# Optimisation for Machine Learning

September 20, 2023

### Logistic
Contact: [Clement Royer](mailto:clement.royer@lamsade.dauphine.fr)
Lecture's web: [URL](https://www.lamsade.dauphine.fr/%7Ecroyer/teachOAA.html)
Examen: 60% (2h), dated December 13, 2023 10:00 AM - 12:00 PM
Project: 40%, during from October 6, 2023 to December 23, 2023

In [3]:
import numpy as np
import matplotlib.pyplot as plt
plt.style.use('seaborn-paper')
plt.rc('text', usetex=True)
plt.rc('font', family='serif')
plt.rc('font', size=18)
plt.rc('axes', titlesize=18)
plt.rc('axes', labelsize=18)
plt.rc('xtick', labelsize=18)
plt.rc('ytick', labelsize=18)
plt.rc('legend', fontsize=18)
plt.rc('lines', markersize=10)
plt.rcParams['figure.figsize'] = [12, 12]

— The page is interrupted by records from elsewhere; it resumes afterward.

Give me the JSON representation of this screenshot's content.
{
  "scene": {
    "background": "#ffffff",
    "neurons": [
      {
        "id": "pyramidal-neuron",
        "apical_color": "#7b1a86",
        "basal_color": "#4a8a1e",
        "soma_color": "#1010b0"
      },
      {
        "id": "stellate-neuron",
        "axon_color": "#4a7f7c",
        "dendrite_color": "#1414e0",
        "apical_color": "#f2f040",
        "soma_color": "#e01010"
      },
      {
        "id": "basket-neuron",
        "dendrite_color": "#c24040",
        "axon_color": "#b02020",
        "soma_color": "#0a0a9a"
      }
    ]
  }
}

#### What is optimisation?
- Field of study that is concerned with finding the best decision (or decisions) from a set of available alternatives. In the simplest case, this is the problem of finding a maximum (or minimum) of a real function $f(x)$ of a real variable $x$.
- As a subfield of theoritical computer science/computational mathematics, matured between 1980s - 2000s with efficient software packages.
- Shift in the past decades (2000s - 2020s) data-driven optimisation, with the rise of machine learning and big data, lead to specific optimisation problems/formulations, changes the preferred classes of algorithms. Old algorithms became trendy again. Other algorithms are irrelevant (e.g. Newton's method).

#### Typical optimisation ML:
Start with data $D = \{(x_i, y_i)\}_{i=1}^n$ and a model $h(x, \theta)$, where $\theta$ is the parameter to be optimised. The goal is to discover a mapping between the input $x_i$ and the output $y_i$. $h$ such that $h(x_i, \theta) \approx y_i$ for all $i$.

#### Process: Training/Learning
Typically $h$ is defined/parameterized with a vector $\theta \in R^d$ and learning consists in finding the best $\theta$ such that $h(x_i, w) \approx y_i$ for all $i$.

An optimisation problem asscoiated with this task will have following form:
$$
\min_{\theta \in R^d} f_D(\theta) + \lambda R(\theta)
$$
where $f_D(\theta)$ is the loss function, $R(\theta)$ is the regularisation term and $\lambda$ is the regularisation parameter.

#### Notation:
$w = \begin{bmatrix} w_1 \\ \vdots \\ w_d \end{bmatrix} \in R^d$ is the vector of parameters to be optimised.
Objective function: $f(w) = f_D(w) + \lambda R(w)$ is the function to be minimised.
Optimal solution: $w^* = \arg \min_{w \in R^d} f(w)$ is the vector of parameters that minimises the objective function.
Optimal value: $f^* = f(w^*)$ is the value of the objective function at the optimal solution.